Мураш посмотрела на меня тусклым взглядом. Она казалась изможденной и разбитой, под глазами залегли темные тени. Но многие из нас выглядели так же.
– Да, понимаю.
– Но у тебя ничего такого нет? – поинтересовалась Йесли.
– Нет.
– Как долго ты пробыла на нашем корабле, Мураш? – спросил Спрай.
– Я не знаю.
Хрупкая, похожая на ребенка Мураш была очень бледной, почти болезненно-бледной, и куда более худой, чем большинство из нас. Возможно, нас вскоре ждал голод, но, судя по виду Мураш, она уже была истощена, когда ложилась в гибернацию.
– Но какое-то представление у тебя должно быть, – сказала я. – Ты прилетела сюда на своем крохотном суденышке, состыковалась с нами. Когда это произошло?
– Давным-давно.
Сакер подалась вперед:
– Точнее сказать не можешь?
– В капсуле должны быть часы. Они отсчитывали время с момента запуска. Если они еще ходят, то должны показывать, как давно я пришвартовалась. Вы видели мою капсулу, иначе не стали бы искать меня. Ее системы работают?

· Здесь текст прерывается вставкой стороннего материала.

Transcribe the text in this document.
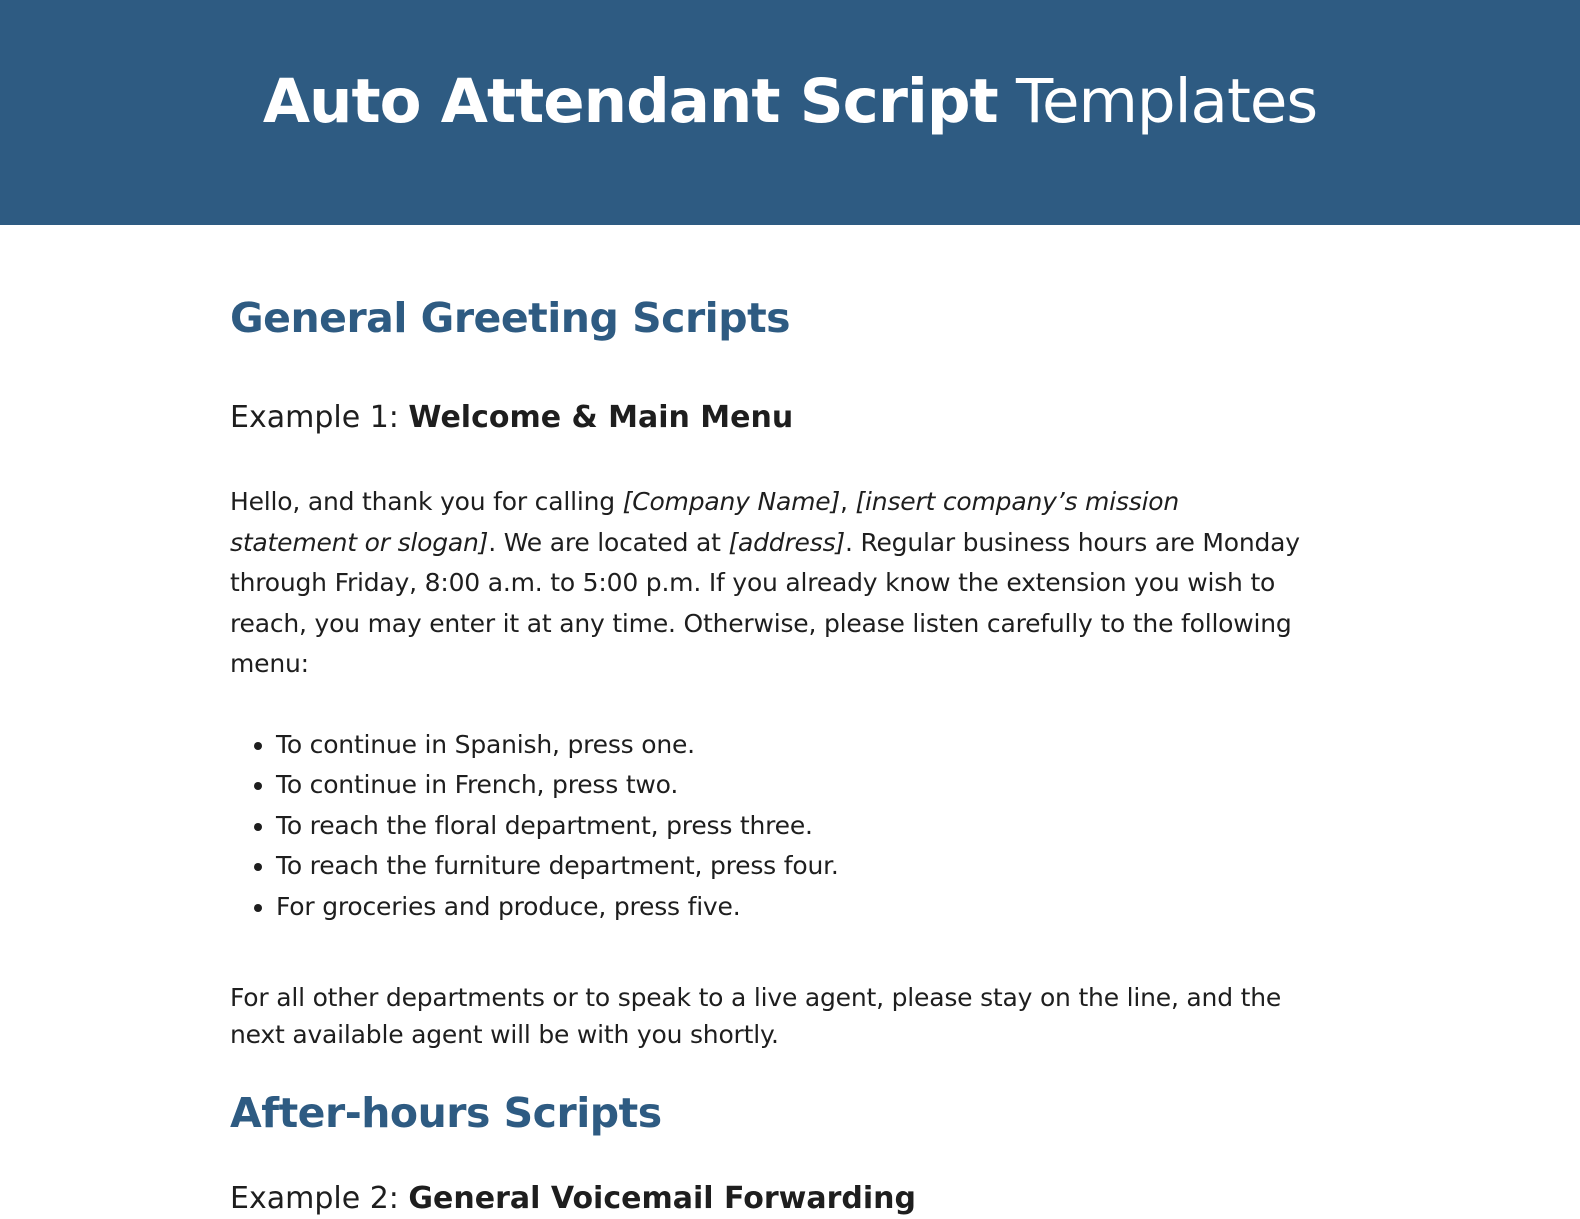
Auto Attendant Script Templates
General Greeting Scripts
Example 1: Welcome & Main Menu

Hello, and thank you for calling [Company Name], [insert company’s mission statement or slogan]. We are located at [address]. Regular business hours are Monday through Friday, 8:00 a.m. to 5:00 p.m. If you already know the extension you wish to reach, you may enter it at any time. Otherwise, please listen carefully to the following menu:

To continue in Spanish, press one.
To continue in French, press two.
To reach the floral department, press three.
To reach the furniture department, press four.
For groceries and produce, press five.

For all other departments or to speak to a live agent, please stay on the line, and the next available agent will be with you shortly.

After-hours Scripts
Example 2: General Voicemail Forwarding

Прежде чем ответить, Йесли оглядела остальных:
– Нам показалось, что не работает ничего, но мы посмотрим внимательнее. Ты прилетела с планеты, на орбите которой мы сейчас находимся?
– Да.
– Тебе известно название этой планеты?
И снова этот тусклый взгляд. У нее нет времени на обдумывание моих вопросов. Но это не моя проблема.
– Отвечай, – сказал Спрай. – Наши ресурсы ограниченны, а ты нам чужая. Начнешь выделываться – выбросим тебя через шлюз.
– Не выбросите, – сказала Мураш.
– Почему же? – поинтересовалась Сакер.
– За время после пробуждения я поняла, что вы вообще ничего не знаете. Вы так рьяно взялись искать того мужчину, будто это должно решить все ваши проблемы. Уж поверьте мне, не решит. Вы не знаете, почему вы здесь и что произошло повсюду. А я кое-что знаю. Во всяком случае, больше, чем вы. Поэтому вы меня не убьете.
– Я бы на твоем месте не торопилась проверить эту теорию на практике, – ласково сказала я.
Мгновение спустя Мураш заговорила:
– Эта планета – Тоттори. Мы не настолько низко пали, чтобы забыть название собственной планеты. Во всяком случае, не тогда, когда я улетала.
– Расскажи, что произошло, – сказала Йесли. – Ты помнишь о войне? О заключении мира?
– О вашей войне? Да. Мы проходили ее в школе. Давние дела. Это было задолго до моего рождения.